189. Le 25 octobre 1985, après avoir examiné les accusations contre Healy, le Comité international votait son exclusion. La déclaration publiée par le CIQI déclarait :

En excluant Healy, le CIQI n’entend pas nier les contributions politiques qu’il apporta dans le passé, en particulier au cours de la lutte contre le révisionnisme pabliste dans les années 1950 et 1960.

En fait, cette exclusion est l’aboutissement de son rejet des principes trotskistes sur lesquels ces luttes passées avaient été fondées et sa chute dans les formes les plus vulgaires de l’opportunisme.

La dégénérescence politique et personnelle de Healy peut clairement être ramenée à la séparation de plus en plus affirmée qu’il effectua entre les gains pratiques et organisationnels du mouvement trotskiste en Grande-Bretagne et les luttes fondées historiquement et internationalement contre le stalinisme et le révisionnisme à partir desquels ces succès avaient été rendus possibles.
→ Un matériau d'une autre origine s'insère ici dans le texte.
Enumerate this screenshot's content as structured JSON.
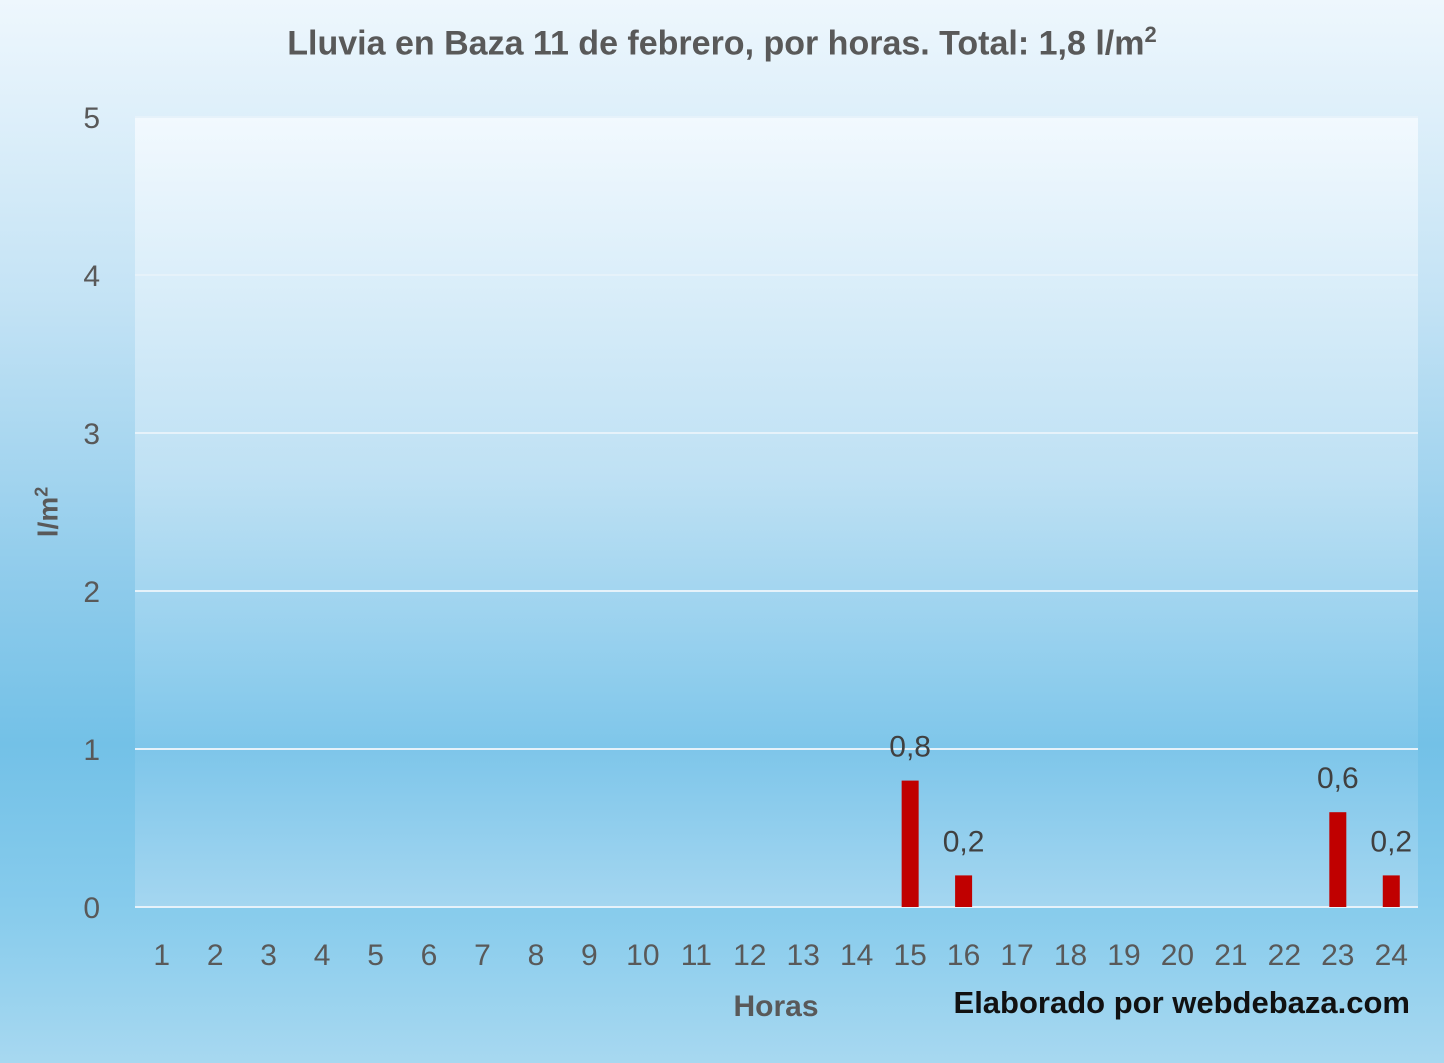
{
  "chart_data": {
    "type": "bar",
    "title": "Lluvia en Baza 11 de febrero, por horas. Total: 1,8 l/m",
    "title_sup": "2",
    "ylabel": "l/m",
    "ylabel_sup": "2",
    "xlabel": "Horas",
    "categories": [
      "1",
      "2",
      "3",
      "4",
      "5",
      "6",
      "7",
      "8",
      "9",
      "10",
      "11",
      "12",
      "13",
      "14",
      "15",
      "16",
      "17",
      "18",
      "19",
      "20",
      "21",
      "22",
      "23",
      "24"
    ],
    "values": [
      0,
      0,
      0,
      0,
      0,
      0,
      0,
      0,
      0,
      0,
      0,
      0,
      0,
      0,
      0.8,
      0.2,
      0,
      0,
      0,
      0,
      0,
      0,
      0.6,
      0.2
    ],
    "data_labels": [
      "",
      "",
      "",
      "",
      "",
      "",
      "",
      "",
      "",
      "",
      "",
      "",
      "",
      "",
      "0,8",
      "0,2",
      "",
      "",
      "",
      "",
      "",
      "",
      "0,6",
      "0,2"
    ],
    "ylim": [
      0,
      5
    ],
    "yticks": [
      "0",
      "1",
      "2",
      "3",
      "4",
      "5"
    ],
    "grid": true,
    "legend": "none",
    "bar_color": "#c00000",
    "gridline_color": "#e6f2fa"
  },
  "credit": "Elaborado por webdebaza.com"
}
La subordination croissante des questions de principe à des besoins pratiques, visant à s’assurer du développement de l’appareil du parti, qui a dégénéré dans l’opportunisme politique, lequel a érodé régulièrement ses propres défenses politiques et morales face aux pressions de l’impérialisme dans le plus vieux pays capitaliste du monde.

C’est dans ces conditions que ses sérieuses faiblesses subjectives jouèrent un rôle politique de plus en plus dangereux.
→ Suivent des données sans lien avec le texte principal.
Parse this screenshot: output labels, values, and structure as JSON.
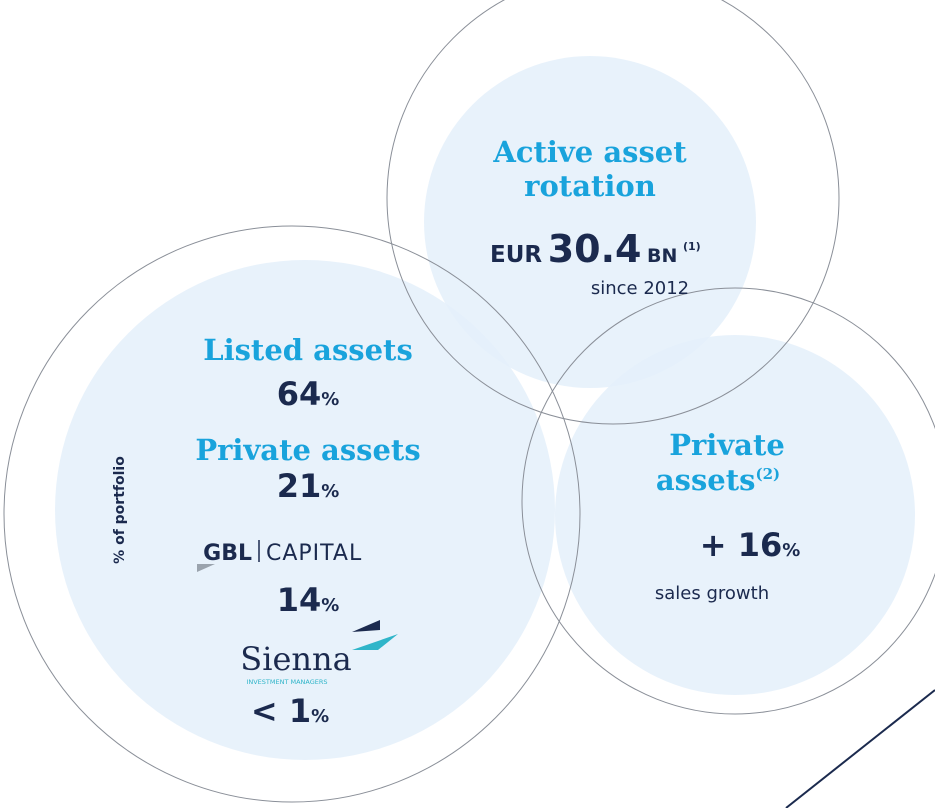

Agissant de façon toujours plus arbitraire tant au sein du WRP que du CIQI, Healy attribuait de plus en plus les avancées du Parti mondial, non aux principes marxistes de la Quatrième internationale et à la lutte collective de ses cadres, mais à ses talents personnels.

Son autoglorification des ses jugements intuitifs conduisit inévitablement à une vulgarisation grossière du matérialisme dialectique et à la transformation de Healy en un complet idéaliste subjectif et en un pragmatique.
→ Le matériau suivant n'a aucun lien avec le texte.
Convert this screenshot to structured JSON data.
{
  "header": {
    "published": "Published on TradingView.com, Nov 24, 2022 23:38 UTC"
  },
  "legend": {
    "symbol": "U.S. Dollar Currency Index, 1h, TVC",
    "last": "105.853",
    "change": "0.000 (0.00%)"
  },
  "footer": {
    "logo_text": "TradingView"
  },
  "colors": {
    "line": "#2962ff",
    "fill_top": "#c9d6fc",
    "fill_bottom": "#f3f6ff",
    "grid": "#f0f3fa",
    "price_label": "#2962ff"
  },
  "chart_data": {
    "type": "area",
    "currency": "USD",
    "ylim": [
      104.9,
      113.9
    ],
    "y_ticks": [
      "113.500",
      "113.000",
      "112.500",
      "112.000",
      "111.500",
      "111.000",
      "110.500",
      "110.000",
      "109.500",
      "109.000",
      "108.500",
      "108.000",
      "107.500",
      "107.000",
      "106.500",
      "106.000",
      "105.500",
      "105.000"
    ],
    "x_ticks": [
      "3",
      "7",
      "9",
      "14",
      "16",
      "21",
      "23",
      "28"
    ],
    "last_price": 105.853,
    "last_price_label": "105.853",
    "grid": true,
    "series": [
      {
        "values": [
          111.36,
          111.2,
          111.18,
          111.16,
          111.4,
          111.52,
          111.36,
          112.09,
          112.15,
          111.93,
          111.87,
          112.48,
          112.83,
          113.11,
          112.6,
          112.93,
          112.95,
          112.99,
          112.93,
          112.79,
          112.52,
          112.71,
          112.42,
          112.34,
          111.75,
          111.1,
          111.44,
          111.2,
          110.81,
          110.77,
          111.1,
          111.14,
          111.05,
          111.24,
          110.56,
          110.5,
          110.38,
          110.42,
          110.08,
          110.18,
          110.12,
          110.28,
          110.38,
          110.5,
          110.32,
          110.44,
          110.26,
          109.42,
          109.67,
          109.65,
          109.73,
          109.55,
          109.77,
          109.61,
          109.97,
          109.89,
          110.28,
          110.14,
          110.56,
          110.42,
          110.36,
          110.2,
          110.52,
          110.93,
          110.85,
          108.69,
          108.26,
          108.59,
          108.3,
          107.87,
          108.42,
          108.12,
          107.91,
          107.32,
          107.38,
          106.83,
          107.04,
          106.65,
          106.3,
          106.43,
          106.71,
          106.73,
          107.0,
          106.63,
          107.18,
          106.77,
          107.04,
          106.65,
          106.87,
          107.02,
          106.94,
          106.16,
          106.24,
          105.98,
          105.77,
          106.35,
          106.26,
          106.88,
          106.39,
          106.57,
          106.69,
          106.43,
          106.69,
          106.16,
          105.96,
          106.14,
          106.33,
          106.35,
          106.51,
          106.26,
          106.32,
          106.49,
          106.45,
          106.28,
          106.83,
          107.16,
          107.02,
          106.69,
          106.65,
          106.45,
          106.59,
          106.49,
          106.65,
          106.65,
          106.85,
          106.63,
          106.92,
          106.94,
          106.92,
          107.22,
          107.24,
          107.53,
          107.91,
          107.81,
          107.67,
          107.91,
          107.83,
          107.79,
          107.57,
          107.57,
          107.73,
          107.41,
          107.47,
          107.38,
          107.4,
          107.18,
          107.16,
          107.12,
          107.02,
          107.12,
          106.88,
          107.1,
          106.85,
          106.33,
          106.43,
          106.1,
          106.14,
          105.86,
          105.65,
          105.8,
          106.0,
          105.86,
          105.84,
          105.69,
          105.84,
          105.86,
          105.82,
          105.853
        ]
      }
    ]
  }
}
Au lieu de son intérêt passé pour les problèmes complexes du développement des cadres du mouvement trotskiste international, la pratique de Healy devint presque exclusivement centrée sur le développement de relations sans principe avec des dirigeants nationalistes bourgeois ainsi qu’avec des syndicalistes et des réformistes du Parti travailliste en Grande-Bretagne.

Son style de vie personnel suivit une dégénérescence allant dans la même direction.

Ceux qui, comme Healy, abandonnent les principes à partir desquels ils ont autrefois combattus et qui refusent de se subordonner au CIQI dans la construction de ses sections nationales doivent inévitablement dégénérer sous la pression de l’ennemi de classe.

Il ne peut y avoir aucune exception à cette loi historique.

Le CIQI affirme qu’aucun dirigeant ne se tient au-dessus des intérêts historiques de la classe ouvrière. [111]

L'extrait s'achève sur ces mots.